Dari sinilah babak baru koalisi Nasdem – PKB mulai terjalin dan memporak-porandakan puzzle koalisi yang selama ini telah terbentuk.
Sebagian kalangan menganggap langkah dan cara Cak Imin dan Anies Baswedan adalah gambaran tipikal politisi yang tidak beretika.
Ada juga yang bilang mereka adalah pengkhianat. Mantan Presiden Susilo Bambang Yudhoyono malah bilang Anies adalah pengkianat, tidak beretika dan di luar kepatutan.
Menawari AHY dengan posisi Cawapres hingga tujuh kali adalah perilaku Anies yang dianggap politisi yang suka “meng-ghosting” orang.
SBY bahkan menyebut Demokrat telah diselamatkan karena tidak jadi bersama Anies karena sulit membayangkan jika terpilih kelak pasti tidak amanah, apalagi dengan kekuasaan yang besar.
Capres Prabowo Subianto yang kini berhasil menghimpun Gerindra, Golkar, PAN, PBB serta Gelora dalam Koalisi Indonesia Maju ikut-ikutan menyebut adanya pengkhianatan di tubuh koalisinya.

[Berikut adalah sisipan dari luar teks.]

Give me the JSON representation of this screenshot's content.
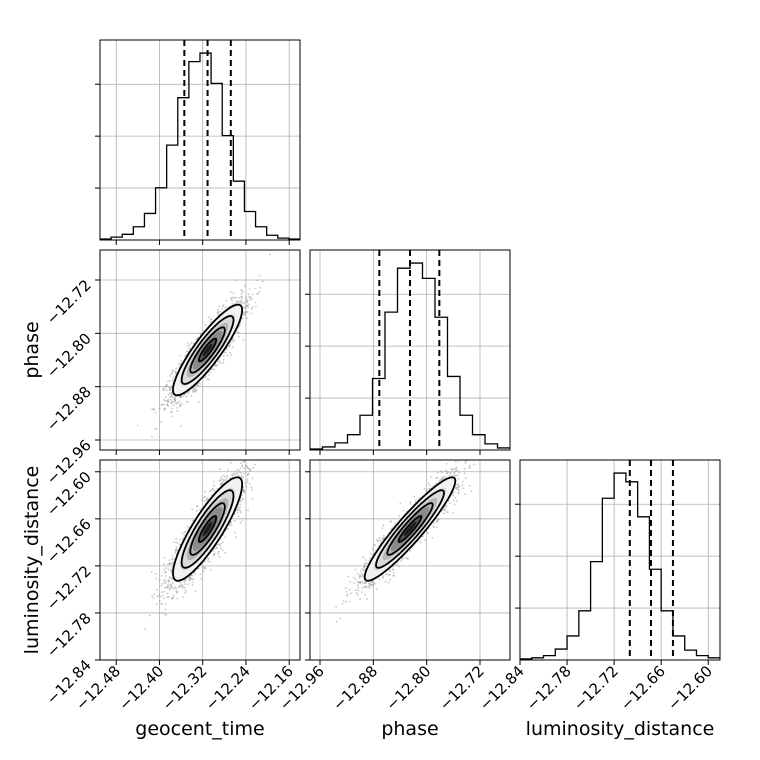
{
  "chart_data": {
    "type": "corner",
    "parameters": [
      "geocent_time",
      "phase",
      "luminosity_distance"
    ],
    "axes": {
      "geocent_time": {
        "label": "geocent_time",
        "range": [
          -12.51,
          -12.14
        ],
        "ticks": [
          -12.48,
          -12.4,
          -12.32,
          -12.24,
          -12.16
        ],
        "tick_labels": [
          "−12.48",
          "−12.40",
          "−12.32",
          "−12.24",
          "−12.16"
        ]
      },
      "phase": {
        "label": "phase",
        "range": [
          -12.975,
          -12.675
        ],
        "ticks": [
          -12.96,
          -12.88,
          -12.8,
          -12.72
        ],
        "tick_labels": [
          "−12.96",
          "−12.88",
          "−12.80",
          "−12.72"
        ]
      },
      "luminosity_distance": {
        "label": "luminosity_distance",
        "range": [
          -12.84,
          -12.585
        ],
        "ticks": [
          -12.84,
          -12.78,
          -12.72,
          -12.66,
          -12.6
        ],
        "tick_labels": [
          "−12.84",
          "−12.78",
          "−12.72",
          "−12.66",
          "−12.60"
        ]
      }
    },
    "histograms": {
      "geocent_time": {
        "counts": [
          1,
          3,
          6,
          14,
          28,
          55,
          100,
          150,
          188,
          197,
          165,
          110,
          62,
          30,
          14,
          5,
          2,
          1
        ],
        "quantiles": [
          -12.354,
          -12.311,
          -12.268
        ]
      },
      "phase": {
        "counts": [
          1,
          3,
          7,
          15,
          34,
          70,
          135,
          178,
          183,
          168,
          130,
          72,
          34,
          15,
          6,
          2
        ],
        "quantiles": [
          -12.871,
          -12.825,
          -12.781
        ]
      },
      "luminosity_distance": {
        "counts": [
          1,
          2,
          4,
          10,
          22,
          45,
          90,
          148,
          171,
          163,
          131,
          83,
          45,
          22,
          9,
          4,
          2
        ],
        "quantiles": [
          -12.7,
          -12.673,
          -12.645
        ]
      }
    },
    "pairs": [
      {
        "x": "geocent_time",
        "y": "phase",
        "center": [
          -12.311,
          -12.825
        ],
        "sd": [
          0.032,
          0.034
        ],
        "corr": 0.88
      },
      {
        "x": "geocent_time",
        "y": "luminosity_distance",
        "center": [
          -12.311,
          -12.673
        ],
        "sd": [
          0.032,
          0.033
        ],
        "corr": 0.86
      },
      {
        "x": "phase",
        "y": "luminosity_distance",
        "center": [
          -12.825,
          -12.673
        ],
        "sd": [
          0.034,
          0.033
        ],
        "corr": 0.93
      }
    ],
    "contour_levels_sigma": [
      0.5,
      1.0,
      1.5,
      2.0
    ],
    "grid": true
  }
}
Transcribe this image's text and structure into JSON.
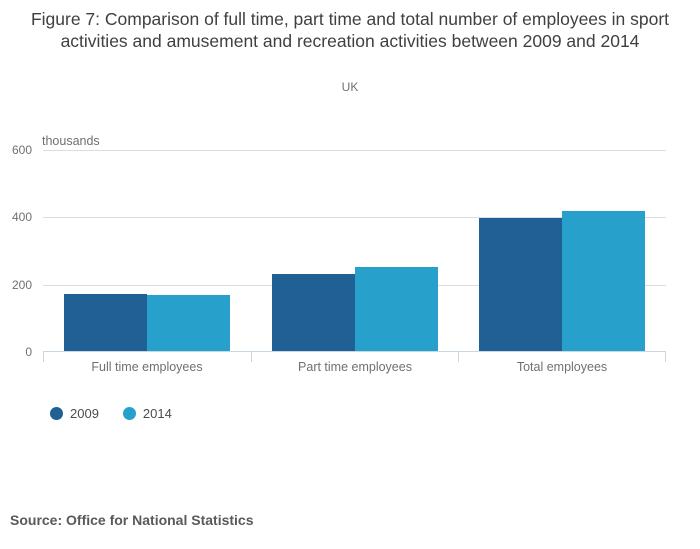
{
  "header": {
    "title": "Figure 7: Comparison of full time, part time and total number of employees in sport activities and amusement and recreation activities between 2009 and 2014",
    "subtitle": "UK"
  },
  "chart_data": {
    "type": "bar",
    "title": "Figure 7: Comparison of full time, part time and total number of employees in sport activities and amusement and recreation activities between 2009 and 2014",
    "subtitle": "UK",
    "units_label": "thousands",
    "categories": [
      "Full time employees",
      "Part time employees",
      "Total employees"
    ],
    "series": [
      {
        "name": "2009",
        "color": "#206095",
        "values": [
          168,
          228,
          396
        ]
      },
      {
        "name": "2014",
        "color": "#27a0cc",
        "values": [
          165,
          250,
          415
        ]
      }
    ],
    "ylim": [
      0,
      600
    ],
    "yticks": [
      0,
      200,
      400,
      600
    ],
    "grid": "horizontal",
    "legend_position": "bottom-left"
  },
  "footer": {
    "source": "Source: Office for National Statistics"
  },
  "colors": {
    "axis": "#c9d7e0",
    "grid": "#dcdcdc",
    "text_muted": "#707070"
  }
}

Ketua Umum PAN, Zulkifli Hasan malah menyebut Cak Imin keluar dari koalisi pengusung Prabowo sebagai bakal capres tidak menyalahkan “lampu sein” terlebih dahulu.
Jika kita mau mengulik kembali azas dan prinsip-prinsip dasar dari Ilmu Politik, apa yang dilakukan Anies, Cak Imin maupun politisi-politisi lain tidak ubahnya tengah mencari panggung-panggung politik demi kekuasaan.
Politik memang selalu dikaitkan dengan kekuasaan, karena memang konsep politik itu tidak lepas dari upaya mempertahankan kekuasaan.
Menurut W.A. Robson dalam Budiardjo (1998), politik adalah ilmu yang mempelajari kekuasaan dalam masyarakat.
Ramlan Surbakti juga memiliki pendapat yang sama bahwa politik merupakan segala kegiatan yang diarahkan untuk mencari dan mempertahankan kekuasaan dalam masyarakat.
Kekuasaan di sini memiliki arti suatu kemampuan seseorang yang bisa memberikan pengaruh kepada orang lain. Baik itu tentang pola pikir ataupun perbuatan yang bisa membuat orang lain berpikir dan bertindak sesuai dengan orang yang memberikan pengaruh tersebut.
Bisa jadi, cara dan strategi yang dilakukan Cak Imin dan Anies Baswedan dianggap tidak beretika, kasar, menelikung dan berkhianat.
Namun bagi Cak Imin atau Anies, boleh jadi apa yang dilakukannya hanyalah mencari peluang di antara segala kemungkinan yang terjadi.
Patut dipertanyakan pula, mengapa juga sebagai politisi senior sosok-sosok seperti Prabowo dan SBY yang kenyang dengan asam garam perpolitikkan bisa “ditelikung” dan “dikhianati” oleh politisi-politisi “kemarin sore”?